Reactors need large amounts of water in order to keep them cool, and to prevent them from overheating. Seawater for cooling at Torness is filtered, but when the filters get clogged, reactors have to be shut down as a safety precaution.
The station’s operator, EDF Energy, has said that one of the two 640-megawatt reactors at Torness was shut down in the early hours of this morning. It is expected to remain down for the next seven days.
“We took reactor 2 offline at 02:20 this morning (21 November) due to increased seaweed ingress as a result of the weather conditions in the area,” said the nuclear station’s director, Paul Winkle.
“We are aware that at certain times of year with particular weather conditions in this part of the Forth Estuary, seaweed volumes can increase and enter the station’s cooling water intake system.”
He blamed the blockage on “a high swell and high winds”, saying that large amounts of seaweed were blown into the plant’s intake filters by strong northerly winds. “Seaweed ingress does impact on our electricity generation and we are carrying out work to improve the plant's capability to generate through periods of adverse weather,” he said.
Torness staff were trained to respond to this situation by taking reactors offline if necessary, he said. “In addition, the many-layered safety systems monitor conditions like this and the plant’s inbuilt mechanisms will take the unit offline automatically.”
In a letter to members of the local liaison committee, Winkle stressed that there was “optimum safety at all times”. He added: “Cooling to the reactors was maintained at all times and there were no health or environmental impacts.”

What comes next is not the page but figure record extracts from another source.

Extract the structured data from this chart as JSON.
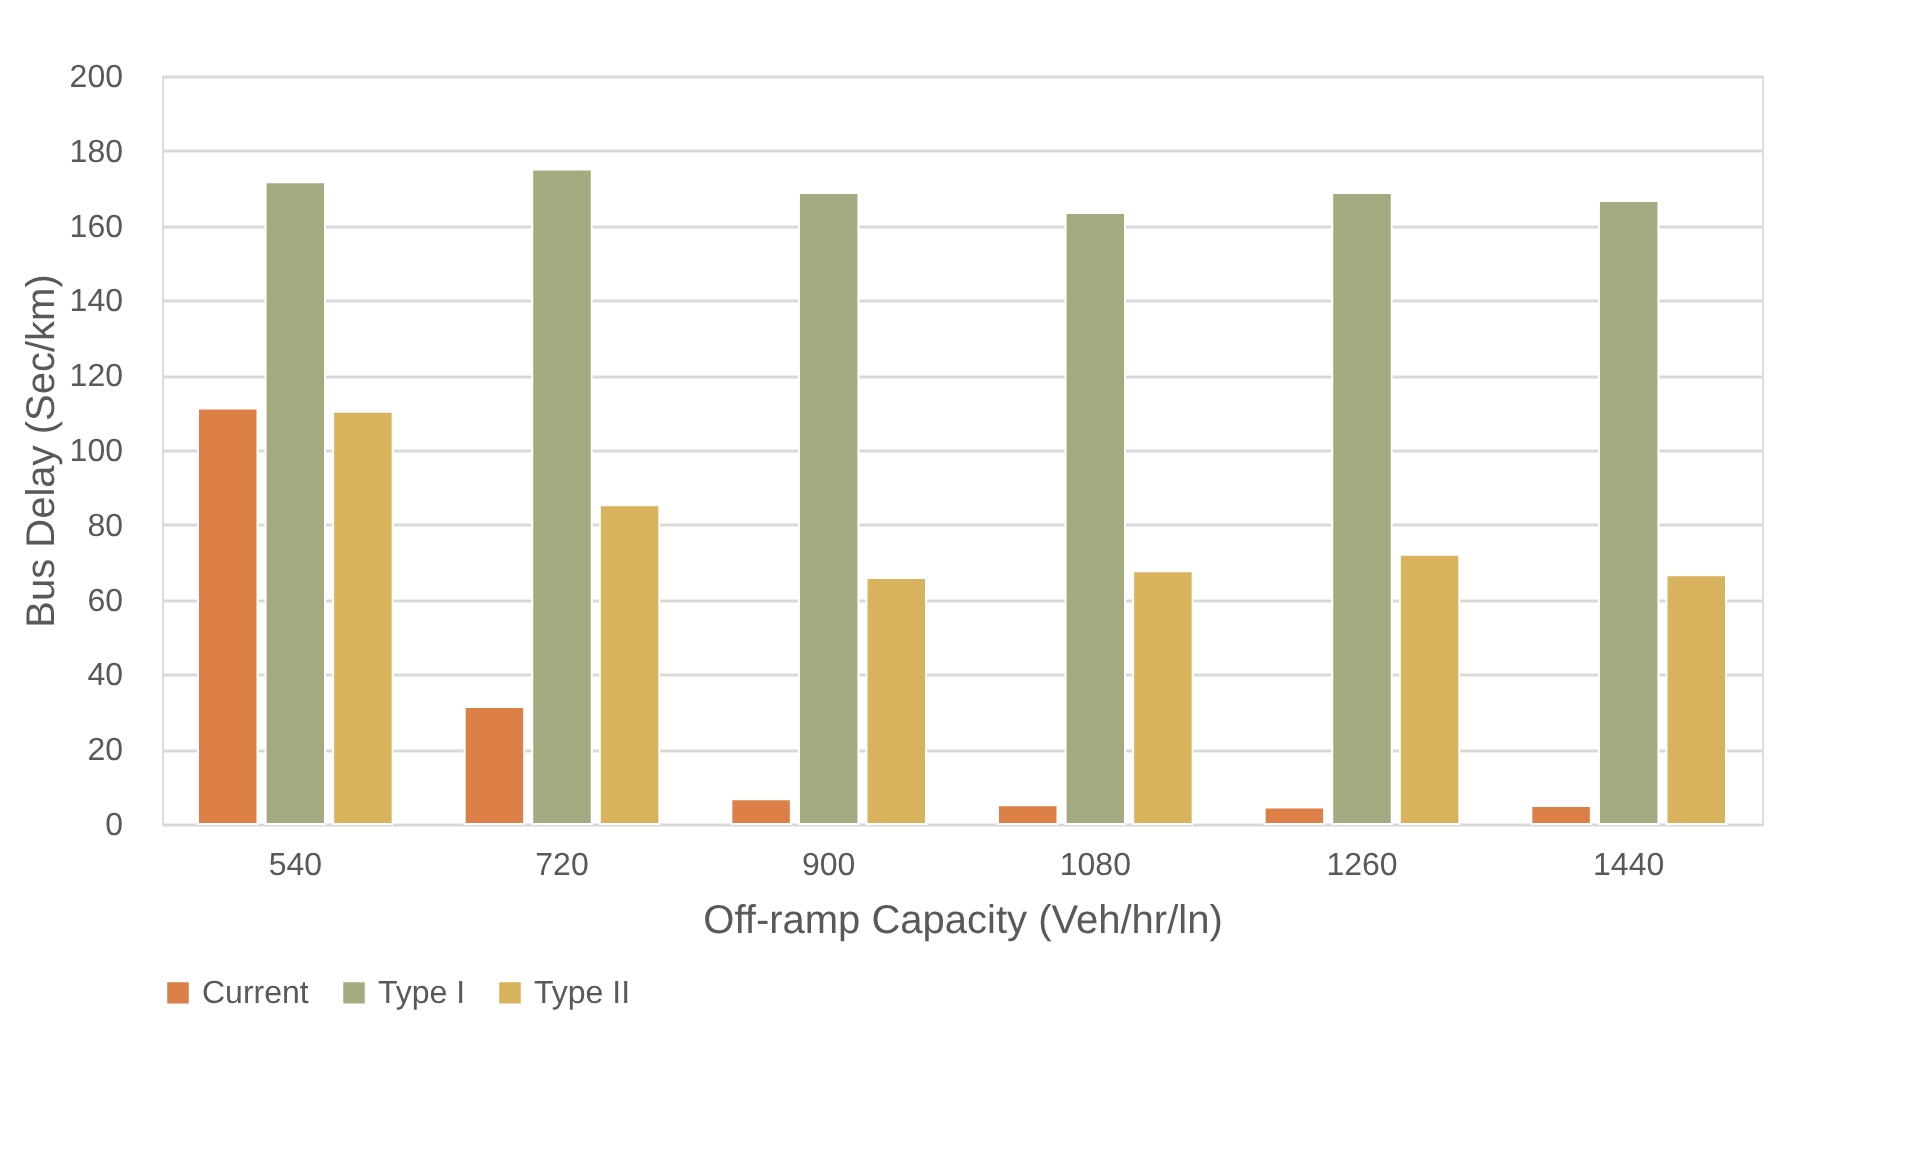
{
  "chart_data": {
    "type": "bar",
    "xlabel": "Off-ramp Capacity (Veh/hr/ln)",
    "ylabel": "Bus Delay (Sec/km)",
    "categories": [
      "540",
      "720",
      "900",
      "1080",
      "1260",
      "1440"
    ],
    "series": [
      {
        "name": "Current",
        "color": "#dd8047",
        "values": [
          111.1,
          31.3,
          6.6,
          5.0,
          4.4,
          4.8
        ]
      },
      {
        "name": "Type I",
        "color": "#a5ab81",
        "values": [
          171.6,
          175.0,
          168.7,
          163.4,
          168.7,
          166.6
        ]
      },
      {
        "name": "Type II",
        "color": "#d8b25c",
        "values": [
          110.2,
          85.2,
          65.8,
          67.6,
          72.0,
          66.5
        ]
      }
    ],
    "ylim": [
      0,
      200
    ],
    "yticks": [
      0,
      20,
      40,
      60,
      80,
      100,
      120,
      140,
      160,
      180,
      200
    ],
    "grid": "y",
    "legend": "bottom"
  }
}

EDF Energy was criticised by the government’s nuclear safety inspectors over a seaweed blockage that closed down a Torness reactor in 2010. Inspectors identified “a number of areas where further enhancement may be possible” in the safety arrangements for dealing with seaweed.
“This latest loss of power at Torness just underlines how unreliable nuclear power is,” said Chas Booth, the green councillor for Leith and a member of the Torness local liaison committee.
“One week it’s seaweed, the next it’s jellyfish – each time it’s a different excuse. It’s absolutely clear that we can’t depend on expensive and unreliable nuclear power to keep the lights on - we need sustained investment in energy saving and renewables instead.”
Although the UK government is pressing ahead with a new nuclear power programme, the Scottish government in Edinburgh is opposed to the building of any more nuclear power stations.